Objective: Current models of depression risk in children include both family history and cognitive models of risk; however, these models are rarely integrated. This study aimed to address this gap by examining how cognitive vulnerabilities featured in the hopelessness theory of depression - negative inferential styles for the causes, consequences, and self-characteristic implications of negative events - may increase risk for the intergenerational transmission of depression. Specifically, we examined whether children of mothers with a history of major depressive disorder (MDD), compared to children of never-depressed mothers, exhibit more negative inferential styles and whether maternal history of MDD moderates prospective relations between children's inferential styles and depressive symptoms.
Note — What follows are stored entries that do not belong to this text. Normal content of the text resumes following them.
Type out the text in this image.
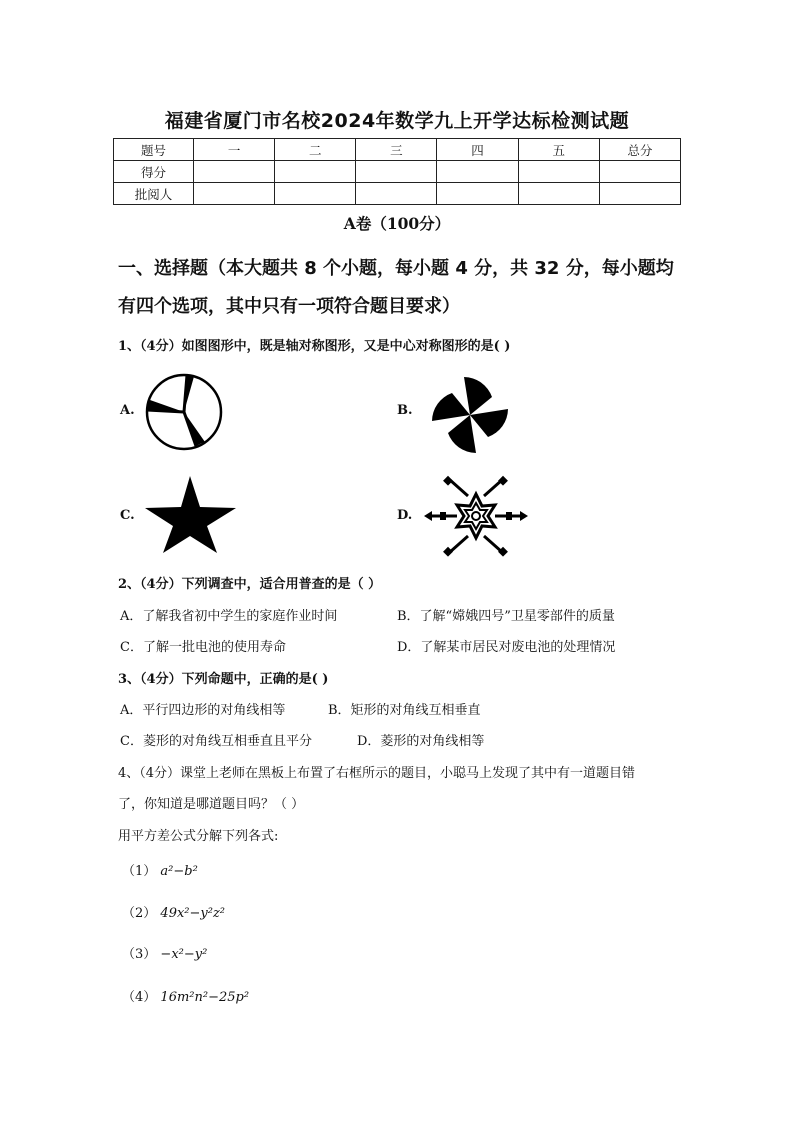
福建省厦门市名校2024年数学九上开学达标检测试题
题号	一	二	三	四	五	总分
得分						
批阅人						
A卷（100分）
一、选择题（本大题共 8 个小题，每小题 4 分，共 32 分，每小题均
有四个选项，其中只有一项符合题目要求）
1、（4分）如图图形中，既是轴对称图形，又是中心对称图形的是( )
A.	B.
C.	D.
2、（4分）下列调查中，适合用普查的是（ ）
A．了解我省初中学生的家庭作业时间	B．了解“嫦娥四号”卫星零部件的质量
C．了解一批电池的使用寿命	D．了解某市居民对废电池的处理情况
3、（4分）下列命题中，正确的是( )
A．平行四边形的对角线相等	B．矩形的对角线互相垂直
C．菱形的对角线互相垂直且平分	D．菱形的对角线相等
4、（4分）课堂上老师在黑板上布置了右框所示的题目，小聪马上发现了其中有一道题目错
了，你知道是哪道题目吗？（ ）
用平方差公式分解下列各式:
（1） a²−b²
（2） 49x²−y²z²
（3） −x²−y²
（4） 16m²n²−25p²
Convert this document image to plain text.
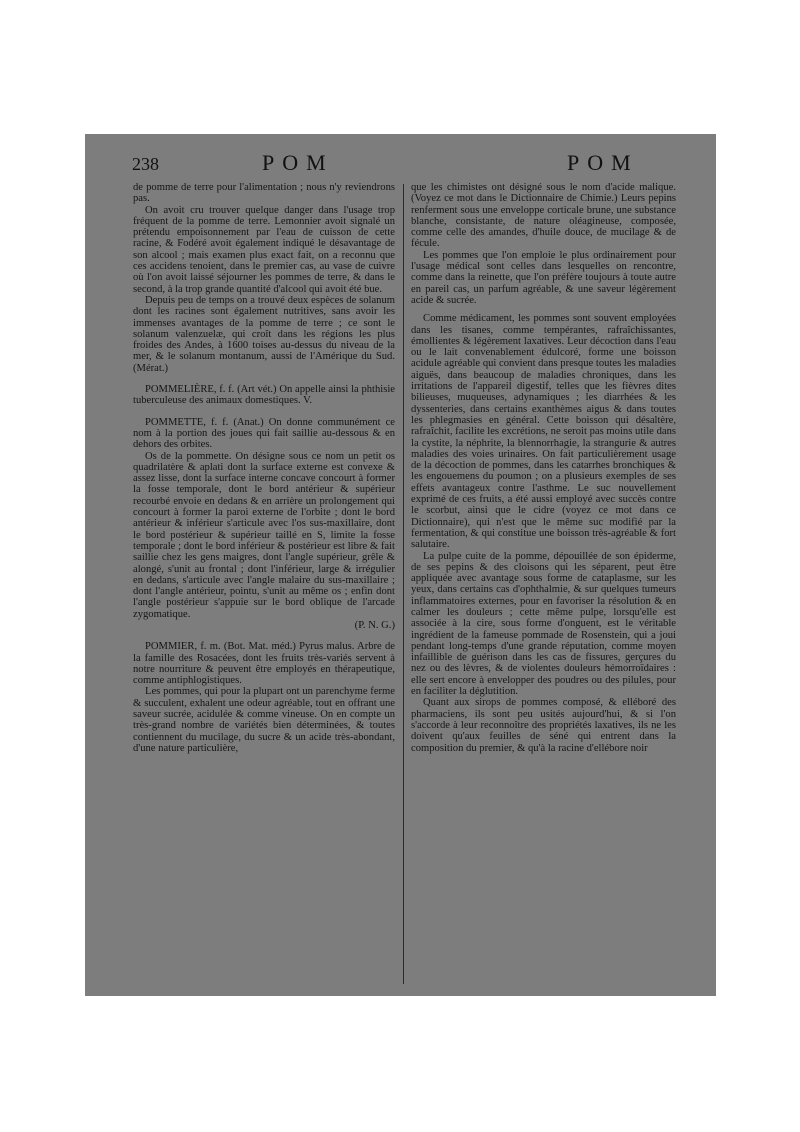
238	POM	POM

de pomme de terre pour l'alimentation ; nous n'y reviendrons pas.

On avoit cru trouver quelque danger dans l'usage trop fréquent de la pomme de terre. Lemonnier avoit signalé un prétendu empoisonnement par l'eau de cuisson de cette racine, & Fodéré avoit également indiqué le désavantage de son alcool ; mais examen plus exact fait, on a reconnu que ces accidens tenoient, dans le premier cas, au vase de cuivre où l'on avoit laissé séjourner les pommes de terre, & dans le second, à la trop grande quantité d'alcool qui avoit été bue.

Depuis peu de temps on a trouvé deux espèces de solanum dont les racines sont également nutritives, sans avoir les immenses avantages de la pomme de terre ; ce sont le solanum valenzuelæ, qui croît dans les régions les plus froides des Andes, à 1600 toises au-dessus du niveau de la mer, & le solanum montanum, aussi de l'Amérique du Sud. (Mérat.)

POMMELIÈRE, f. f. (Art vét.) On appelle ainsi la phthisie tuberculeuse des animaux domestiques. V.

POMMETTE, f. f. (Anat.) On donne communément ce nom à la portion des joues qui fait saillie au-dessous & en dehors des orbites.

Os de la pommette. On désigne sous ce nom un petit os quadrilatère & aplati dont la surface externe est convexe & assez lisse, dont la surface interne concave concourt à former la fosse temporale, dont le bord antérieur & supérieur recourbé envoie en dedans & en arrière un prolongement qui concourt à former la paroi externe de l'orbite ; dont le bord antérieur & inférieur s'articule avec l'os sus-maxillaire, dont le bord postérieur & supérieur taillé en S, limite la fosse temporale ; dont le bord inférieur & postérieur est libre & fait saillie chez les gens maigres, dont l'angle supérieur, grêle & alongé, s'unit au frontal ; dont l'inférieur, large & irrégulier en dedans, s'articule avec l'angle malaire du sus-maxillaire ; dont l'angle antérieur, pointu, s'unit au même os ; enfin dont l'angle postérieur s'appuie sur le bord oblique de l'arcade zygomatique.

(P. N. G.)

POMMIER, f. m. (Bot. Mat. méd.) Pyrus malus. Arbre de la famille des Rosacées, dont les fruits très-variés servent à notre nourriture & peuvent être employés en thérapeutique, comme antiphlogistiques.

Les pommes, qui pour la plupart ont un parenchyme ferme & succulent, exhalent une odeur agréable, tout en offrant une saveur sucrée, acidulée & comme vineuse. On en compte un très-grand nombre de variétés bien déterminées, & toutes contiennent du mucilage, du sucre & un acide très-abondant, d'une nature particulière,

que les chimistes ont désigné sous le nom d'acide malique. (Voyez ce mot dans le Dictionnaire de Chimie.) Leurs pepins renferment sous une enveloppe corticale brune, une substance blanche, consistante, de nature oléagineuse, composée, comme celle des amandes, d'huile douce, de mucilage & de fécule.

Les pommes que l'on emploie le plus ordinairement pour l'usage médical sont celles dans lesquelles on rencontre, comme dans la reinette, que l'on préfère toujours à toute autre en pareil cas, un parfum agréable, & une saveur légèrement acide & sucrée.

Comme médicament, les pommes sont souvent employées dans les tisanes, comme tempérantes, rafraîchissantes, émollientes & légèrement laxatives. Leur décoction dans l'eau ou le lait convenablement édulcoré, forme une boisson acidule agréable qui convient dans presque toutes les maladies aiguës, dans beaucoup de maladies chroniques, dans les irritations de l'appareil digestif, telles que les fièvres dites bilieuses, muqueuses, adynamiques ; les diarrhées & les dyssenteries, dans certains exanthèmes aigus & dans toutes les phlegmasies en général. Cette boisson qui désaltère, rafraîchit, facilite les excrétions, ne seroit pas moins utile dans la cystite, la néphrite, la blennorrhagie, la strangurie & autres maladies des voies urinaires. On fait particulièrement usage de la décoction de pommes, dans les catarrhes bronchiques & les engouemens du poumon ; on a plusieurs exemples de ses effets avantageux contre l'asthme. Le suc nouvellement exprimé de ces fruits, a été aussi employé avec succès contre le scorbut, ainsi que le cidre (voyez ce mot dans ce Dictionnaire), qui n'est que le même suc modifié par la fermentation, & qui constitue une boisson très-agréable & fort salutaire.

La pulpe cuite de la pomme, dépouillée de son épiderme, de ses pepins & des cloisons qui les séparent, peut être appliquée avec avantage sous forme de cataplasme, sur les yeux, dans certains cas d'ophthalmie, & sur quelques tumeurs inflammatoires externes, pour en favoriser la résolution & en calmer les douleurs ; cette même pulpe, lorsqu'elle est associée à la cire, sous forme d'onguent, est le véritable ingrédient de la fameuse pommade de Rosenstein, qui a joui pendant long-temps d'une grande réputation, comme moyen infaillible de guérison dans les cas de fissures, gerçures du nez ou des lèvres, & de violentes douleurs hémorroïdaires : elle sert encore à envelopper des poudres ou des pilules, pour en faciliter la déglutition.

Quant aux sirops de pommes composé, & elléboré des pharmaciens, ils sont peu usités aujourd'hui, & si l'on s'accorde à leur reconnoître des propriétés laxatives, ils ne les doivent qu'aux feuilles de séné qui entrent dans la composition du premier, & qu'à la racine d'ellébore noir
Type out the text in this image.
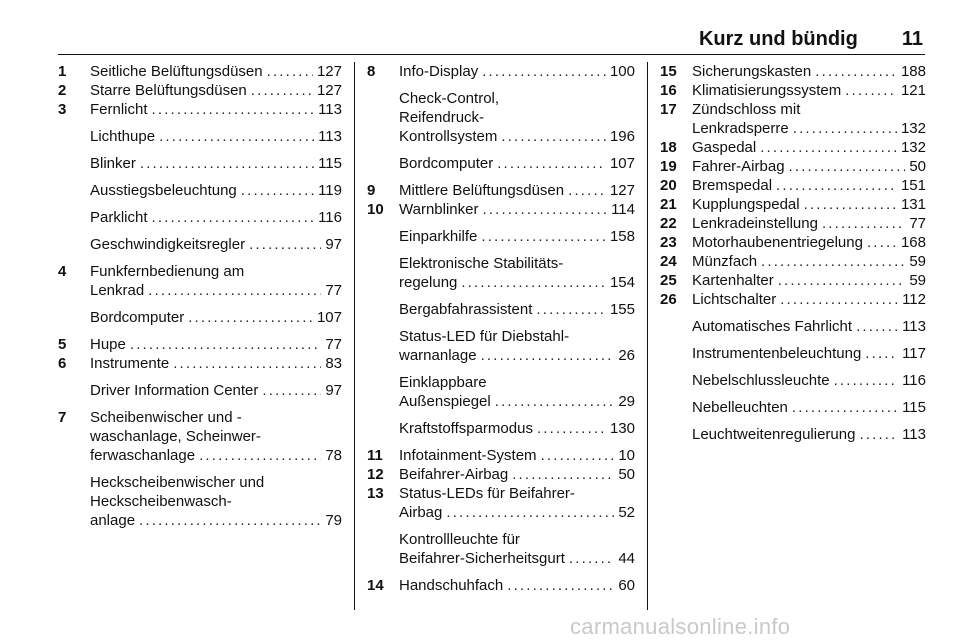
Kurz und bündig 11
1	Seitliche Belüftungsdüsen . . .	127
2	Starre Belüftungsdüsen . . .	127
3	Fernlicht . . .	113
Lichthupe . . .	113
Blinker . . .	115
Ausstiegsbeleuchtung . . .	119
Parklicht . . .	116
Geschwindigkeitsregler . . .	97
4	Funkfernbedienung am
Lenkrad . . .	77
Bordcomputer . . .	107
5	Hupe . . .	77
6	Instrumente . . .	83
Driver Information Center . . .	97
7	Scheibenwischer und -
waschanlage, Scheinwer-
ferwaschanlage . . .	78
Heckscheibenwischer und
Heckscheibenwasch-
anlage . . .	79
8	Info-Display . . .	100
Check-Control,
Reifendruck-
Kontrollsystem . . .	196
Bordcomputer . . .	107
9	Mittlere Belüftungsdüsen . . .	127
10	Warnblinker . . .	114
Einparkhilfe . . .	158
Elektronische Stabilitäts-
regelung . . .	154
Bergabfahrassistent . . .	155
Status-LED für Diebstahl-
warnanlage . . .	26
Einklappbare
Außenspiegel . . .	29
Kraftstoffsparmodus . . .	130
11	Infotainment-System . . .	10
12	Beifahrer-Airbag . . .	50
13	Status-LEDs für Beifahrer-
Airbag . . .	52
Kontrollleuchte für
Beifahrer-Sicherheitsgurt . . .	44
14	Handschuhfach . . .	60
15	Sicherungskasten . . .	188
16	Klimatisierungssystem . . .	121
17	Zündschloss mit
Lenkradsperre . . .	132
18	Gaspedal . . .	132
19	Fahrer-Airbag . . .	50
20	Bremspedal . . .	151
21	Kupplungspedal . . .	131
22	Lenkradeinstellung . . .	77
23	Motorhaubenentriegelung . . .	168
24	Münzfach . . .	59
25	Kartenhalter . . .	59
26	Lichtschalter . . .	112
Automatisches Fahrlicht . . .	113
Instrumentenbeleuchtung . . .	117
Nebelschlussleuchte . . .	116
Nebelleuchten . . .	115
Leuchtweitenregulierung . . .	113
carmanualsonline.info
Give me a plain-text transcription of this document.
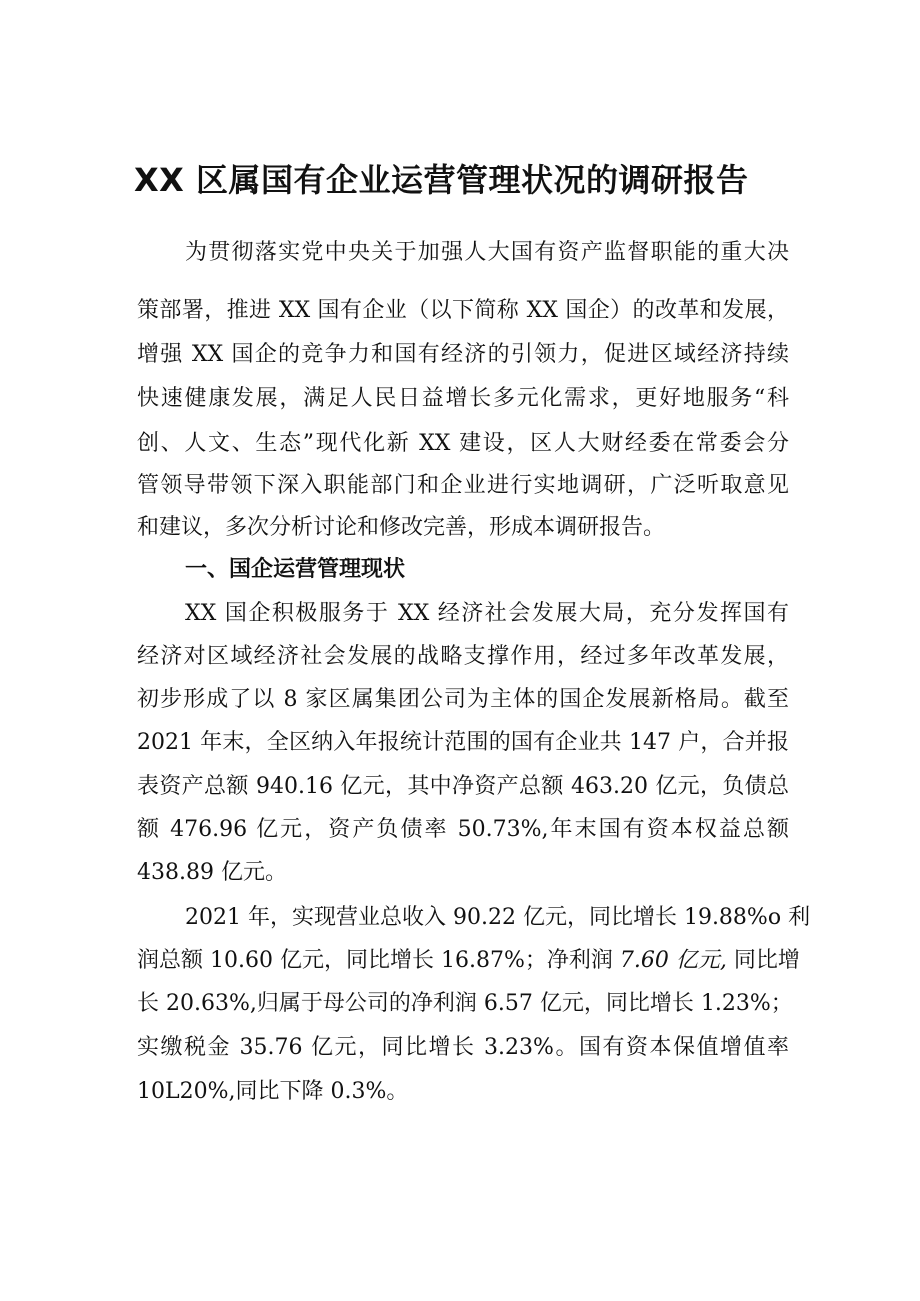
XX 区属国有企业运营管理状况的调研报告

为贯彻落实党中央关于加强人大国有资产监督职能的重大决

策部署，推进 XX 国有企业（以下简称 XX 国企）的改革和发展，

增强 XX 国企的竞争力和国有经济的引领力，促进区域经济持续

快速健康发展，满足人民日益增长多元化需求，更好地服务“科

创、人文、生态”现代化新 XX 建设，区人大财经委在常委会分

管领导带领下深入职能部门和企业进行实地调研，广泛听取意见

和建议，多次分析讨论和修改完善，形成本调研报告。

一、国企运营管理现状

XX 国企积极服务于 XX 经济社会发展大局，充分发挥国有

经济对区域经济社会发展的战略支撑作用，经过多年改革发展，

初步形成了以 8 家区属集团公司为主体的国企发展新格局。截至

2021 年末，全区纳入年报统计范围的国有企业共 147 户，合并报

表资产总额 940.16 亿元，其中净资产总额 463.20 亿元，负债总

额 476.96 亿元，资产负债率 50.73%,年末国有资本权益总额

438.89 亿元。

2021 年，实现营业总收入 90.22 亿元，同比增长 19.88%o 利

润总额 10.60 亿元，同比增长 16.87%；净利润 7.60 亿元, 同比增

长 20.63%,归属于母公司的净利润 6.57 亿元，同比增长 1.23%；

实缴税金 35.76 亿元，同比增长 3.23%。国有资本保值增值率

10L20%,同比下降 0.3%。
Method: Participants were 251 children (ages 8-14 at baseline; 51% girls; 81% Non-Hispanic White) of mothers with ( = 129) or without ( = 122) a history of MDD. Children's inferential styles and depressive symptoms were assessed at baseline and then every 6 months for 2 years.
Results: Using random intercept cross-lagged panel models (RI-CLPMs), we found that children of mothers with a history of MDD, compared to children of never-depressed mothers, had more negative inferential styles for the causes and consequences of negative events, but not for self-characteristics, and higher depressive symptom levels, across the follow-up. In addition, there were reciprocal, transactional relations between children's inferential styles for causes and their depressive symptoms across the follow-up, with no evidence for moderation by maternal MDD.
Conclusions: Children's inferential styles for the causes of negative events may be a useful marker of risk for the intergenerational transmission of depression, which could be targeted to reduce risk for depression.